Nie trzeba w tym celu biegać po archiwach i przekopywać setek dokumentów. Wystarczy rozmowa z naszymi bliskim, a święta to idealny czas na poruszenie takich tematów. Można rozpocząć chociażby od pytania, jak święta obchodziło się dawniej, jak wyglądało przygotowanie potraw wigilijnych w czasach kiedy półki sklepowe świeciły pustkami. Może nasi dziadkowie mają stary album ze zdjęciami? Dodatkowo wzmocnią one przekaz 🙂 Opcji jest wiele, a usłyszane historie wypełnią czas i pozwolą zbliżyć się do siebie.

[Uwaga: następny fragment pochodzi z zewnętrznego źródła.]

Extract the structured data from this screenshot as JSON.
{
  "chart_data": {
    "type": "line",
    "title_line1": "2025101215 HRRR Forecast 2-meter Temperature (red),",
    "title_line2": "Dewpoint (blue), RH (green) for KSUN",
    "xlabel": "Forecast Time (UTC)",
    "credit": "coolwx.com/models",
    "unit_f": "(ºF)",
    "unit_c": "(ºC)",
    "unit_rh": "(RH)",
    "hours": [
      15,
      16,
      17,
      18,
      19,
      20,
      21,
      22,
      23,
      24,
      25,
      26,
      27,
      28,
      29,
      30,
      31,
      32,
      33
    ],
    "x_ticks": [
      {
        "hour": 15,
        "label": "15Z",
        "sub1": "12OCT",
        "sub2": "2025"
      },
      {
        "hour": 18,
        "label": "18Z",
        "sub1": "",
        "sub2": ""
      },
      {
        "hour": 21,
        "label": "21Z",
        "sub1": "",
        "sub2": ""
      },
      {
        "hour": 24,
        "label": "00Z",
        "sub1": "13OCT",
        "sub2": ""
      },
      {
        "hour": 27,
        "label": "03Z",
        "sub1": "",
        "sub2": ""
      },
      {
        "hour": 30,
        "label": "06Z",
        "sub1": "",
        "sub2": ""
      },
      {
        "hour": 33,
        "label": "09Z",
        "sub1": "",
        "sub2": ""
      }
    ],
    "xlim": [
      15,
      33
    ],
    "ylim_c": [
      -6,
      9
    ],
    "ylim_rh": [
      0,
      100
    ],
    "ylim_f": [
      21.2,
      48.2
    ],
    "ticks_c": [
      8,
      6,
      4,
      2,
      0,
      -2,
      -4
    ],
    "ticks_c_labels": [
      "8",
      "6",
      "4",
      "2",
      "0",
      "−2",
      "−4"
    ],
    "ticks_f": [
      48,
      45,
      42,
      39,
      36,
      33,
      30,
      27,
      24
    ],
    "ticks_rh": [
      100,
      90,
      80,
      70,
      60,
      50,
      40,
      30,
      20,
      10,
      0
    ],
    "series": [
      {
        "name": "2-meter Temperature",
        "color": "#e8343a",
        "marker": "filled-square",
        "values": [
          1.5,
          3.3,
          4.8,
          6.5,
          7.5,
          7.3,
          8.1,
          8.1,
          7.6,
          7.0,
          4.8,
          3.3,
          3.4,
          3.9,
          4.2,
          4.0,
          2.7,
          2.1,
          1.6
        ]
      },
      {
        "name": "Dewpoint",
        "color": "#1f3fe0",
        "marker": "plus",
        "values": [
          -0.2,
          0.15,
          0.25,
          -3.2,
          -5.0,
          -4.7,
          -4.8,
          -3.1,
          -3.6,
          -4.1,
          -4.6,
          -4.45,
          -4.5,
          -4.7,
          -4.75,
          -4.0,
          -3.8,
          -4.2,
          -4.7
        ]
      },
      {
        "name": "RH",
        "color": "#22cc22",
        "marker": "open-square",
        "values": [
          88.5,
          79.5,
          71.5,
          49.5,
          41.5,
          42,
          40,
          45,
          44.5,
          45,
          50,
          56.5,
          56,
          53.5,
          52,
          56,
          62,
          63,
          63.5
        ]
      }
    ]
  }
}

Jeśli nie mamy możliwości spotkania się z bliskimi osobiście nie zapominajmy, że w sukurs przychodzi nam technologia. Dziś możemy niemal natychmiast połączyć się z każdym miejscem na ziemi. Wystarczy być w zasięgu telefonii komórkowej lub Internetu. Istnieje wiele programów i aplikacji pozwalających się usłyszeć oraz zobaczyć. Korzystanie z nich stało się obecnie bardzo popularne i niemal każdy miał z nimi do czynienia. Znacznie ułatwiają one kontakt z osobami na całym globie. Świat stał się przez to odrobinę mniejszy – olbrzymie odległości nie stanowią już żadnego problemu jeśli mamy ochotę porozmawiać lub zobaczyć się z krewnymi i znajomymi. Nie zapominajmy jednak o tym, że starsze osoby często mają problemy z opanowaniem nowoczesnych rozwiązań. Warto wyjaśnić lub zainstalować i ustawić wybraną aplikację, w takim przypadku najlepszą opcją będzie nasza osobista pomoc. Wtedy wspólnie możemy zobaczyć się z np. dawno nie widzianą „ciocią z Ameryki”. Najważniejsze jest, aby świąteczny czas spędzić razem, w rodzinnym gronie, czego życzy Wam zespół FM MOBILE.